Japan's baseball league a cautionary tale for MLB's possible return

Members of Yomiuri Giants huddle ahead of a Nippon Professional Baseball (NPB) pre-season baseball game against the Tohoku Rakuten Golden Eagles, closed to spectators due to the coronavirus, at the Tokyo Dome in Tokyo, Japan, on Sunday, March 15, 2020. Credit: Bloomberg/Toru Hanai
Those holding out hope for baseball in the States this season used to have a beacon of optimism still flickering in Japan, where spring training had resumed and Opening Day was pushed back more than a month to April 24.
Instead, Nippon Professional Baseball -- or NPB, their version of MLB -- is turning out to be a cautionary tale, exposing the pitfalls of re-starting any sport before the coronavirus threat has been silenced, or even adequately contained.
The anxious NPB owners, fearful of any prolonged shutdown, first momentarily halted spring training before resuming exhibition games played in empty stadiums. But that didn’t shut out the virus, as three Hanshin Tigers tested positive for COVID-19 last week, a jarring development that now has some league officials reconsidering the April 24 opener, according to Sports Nippon.
The life-and-death risk involved in these games really hits home once players see their colleagues fall victim to the virus, as well as the greater threat to the public health overall, even without allowing spectators into the ballparks. Before the Hanshin players contracted COVID-19, the NPB thought they had exercised the proper precautions, quarantining their teams and even taking the temperatures of players, staff and whatever media was permitted in the building, as the Japan News reported.
And still the virus leaked through, infecting the very faces of the sport and casting serious doubt on the NPB’s ability to protect their players. Once that happens, it should be Game Over, which is why MLB not only has to follow the CDC’s recommendations to the letter, but arguably has to go even further to prevent such a calamity.
In the wake of Hanshin’s positive tests, I asked MLB players union chief Tony Clark how difficult it would be to avoid such a situation with MLB players when -- or if -- the season does re-start. And was it even possible to ensure their safety knowing the aggressively-contagious nature of the coronavirus?
“The work that is being done to learn more and more about the virus itself is invariably helping,” Clark said. “Not just athletes, but as citizens, we appreciate what we should and shouldn't be doing or could and couldn't be doing. That information is new daily.
“The information in our communications with the CDC and infectious disease specialists and other experts that we've been in contact with are going to help us to understand and appreciate the best processes and protocols to put in place as we move forward. Particularly as we look to get guys back to playing on the field and fans in the ballpark.”
That’s really all Clark, or anyone, can say at this stage. As we keep hearing, this is a very fluid situation. Whether it’s Gov. Cuomo or President Trump, we are presented with new developments and new statistics each morning and night about COVID-19. Projections are altered, timelines change. The goalposts feel like they’re always moving. If you asked National Institute of Allergy and Infectious Diseases director Dr. Anthony Fauci privately what he thought about an MLB season being played this year, I get the sense we wouldn’t like his answer.
It was only weeks ago that NPB officials thought they had the situation figured out. Remove the fans -- the biggest unknown variable -- and take an extra month to let the Japanese government (hopefully) control the COVID-19 threat. When the IOC decided to postpone the Tokyo Olympics until July 2021, the NPB -- which planned to be on hiatus for a month during that time -- believed they were granted a window to make up a chunk of the schedule that was lost at the start of their 143-game regular season.

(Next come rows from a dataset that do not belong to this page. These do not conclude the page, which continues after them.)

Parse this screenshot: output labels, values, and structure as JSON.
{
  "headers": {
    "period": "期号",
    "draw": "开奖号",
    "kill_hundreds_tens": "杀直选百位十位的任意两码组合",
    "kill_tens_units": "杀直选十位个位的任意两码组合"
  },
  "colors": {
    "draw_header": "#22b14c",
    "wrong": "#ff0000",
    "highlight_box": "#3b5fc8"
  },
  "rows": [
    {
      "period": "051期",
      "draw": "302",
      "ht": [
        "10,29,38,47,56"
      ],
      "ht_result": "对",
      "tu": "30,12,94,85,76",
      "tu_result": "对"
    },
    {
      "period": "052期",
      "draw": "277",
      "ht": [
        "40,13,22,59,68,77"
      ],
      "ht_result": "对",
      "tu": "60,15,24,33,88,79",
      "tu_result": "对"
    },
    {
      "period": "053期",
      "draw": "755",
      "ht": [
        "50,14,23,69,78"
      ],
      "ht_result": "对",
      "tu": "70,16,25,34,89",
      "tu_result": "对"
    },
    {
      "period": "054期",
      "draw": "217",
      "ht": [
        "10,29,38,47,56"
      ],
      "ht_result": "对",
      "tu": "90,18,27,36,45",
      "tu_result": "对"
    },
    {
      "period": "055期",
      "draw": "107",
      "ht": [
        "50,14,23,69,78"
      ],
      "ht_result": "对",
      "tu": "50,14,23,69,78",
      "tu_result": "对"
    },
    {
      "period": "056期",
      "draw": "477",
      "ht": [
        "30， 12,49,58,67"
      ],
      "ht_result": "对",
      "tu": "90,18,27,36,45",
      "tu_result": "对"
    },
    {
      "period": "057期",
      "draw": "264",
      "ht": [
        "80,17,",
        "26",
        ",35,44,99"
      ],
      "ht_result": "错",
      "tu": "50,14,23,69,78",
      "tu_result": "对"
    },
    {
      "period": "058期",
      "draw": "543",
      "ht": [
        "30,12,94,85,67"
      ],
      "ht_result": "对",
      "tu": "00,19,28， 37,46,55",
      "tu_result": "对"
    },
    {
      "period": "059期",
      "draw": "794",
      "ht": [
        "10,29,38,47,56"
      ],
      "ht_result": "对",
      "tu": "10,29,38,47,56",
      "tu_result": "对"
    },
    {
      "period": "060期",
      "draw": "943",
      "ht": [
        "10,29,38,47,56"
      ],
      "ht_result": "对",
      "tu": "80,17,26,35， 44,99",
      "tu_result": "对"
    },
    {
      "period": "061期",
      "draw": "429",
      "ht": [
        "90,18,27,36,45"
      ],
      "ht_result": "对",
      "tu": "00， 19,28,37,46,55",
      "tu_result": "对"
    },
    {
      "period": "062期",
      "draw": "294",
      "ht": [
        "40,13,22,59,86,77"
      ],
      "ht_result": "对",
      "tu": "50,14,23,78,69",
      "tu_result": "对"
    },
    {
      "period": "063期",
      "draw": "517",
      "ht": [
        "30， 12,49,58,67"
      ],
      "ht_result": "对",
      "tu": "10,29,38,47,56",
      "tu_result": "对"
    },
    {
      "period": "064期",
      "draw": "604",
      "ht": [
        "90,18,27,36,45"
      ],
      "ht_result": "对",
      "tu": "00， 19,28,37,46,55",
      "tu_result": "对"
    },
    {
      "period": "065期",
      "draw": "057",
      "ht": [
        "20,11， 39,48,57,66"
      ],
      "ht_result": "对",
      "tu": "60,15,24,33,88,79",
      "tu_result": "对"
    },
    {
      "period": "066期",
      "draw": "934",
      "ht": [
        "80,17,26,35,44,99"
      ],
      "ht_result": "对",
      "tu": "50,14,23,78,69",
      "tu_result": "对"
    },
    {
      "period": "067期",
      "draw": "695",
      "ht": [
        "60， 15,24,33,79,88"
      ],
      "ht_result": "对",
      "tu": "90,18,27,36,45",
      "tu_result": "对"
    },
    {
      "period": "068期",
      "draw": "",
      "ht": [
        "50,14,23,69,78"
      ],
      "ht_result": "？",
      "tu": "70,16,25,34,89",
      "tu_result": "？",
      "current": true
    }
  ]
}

That opportunity, however, may have only been an illusion. While we understand the NPB’s determination to deliver for baseball-loving Japan, that show-must-go-on attitude doesn’t fly as long as the coronavirus hasn’t loosened its grip on society. The Hanshin episode was a reminder of that sad reality, and MLB doesn’t sound like it’s bold enough to make the same mistake.
Commissioner Rob Manfred offered his best-case scenario last week when he told ESPN that he was hoping for a mid-May start-up for another spring training, which would coincide with the end of the CDC’s original eight-week ban on gatherings of 50 or more people. Of course, these dates remain in flux. It only took a matter of days for Manfred to go from a two-week delay for Opening Day to an indefinite suspension and President Trump on Monday extended the nation’s shutdown from his original target of Easter to April 30.
MLB’s only logical hope is for significant breakthroughs in both testing and treatment because a vaccine -- the lone salvation for sports leagues -- isn’t expected until 2021. Short of that, all anyone has to do is look at NPB’s strategy as a potential recipe for disaster. And one MLB isn’t rushing to follow.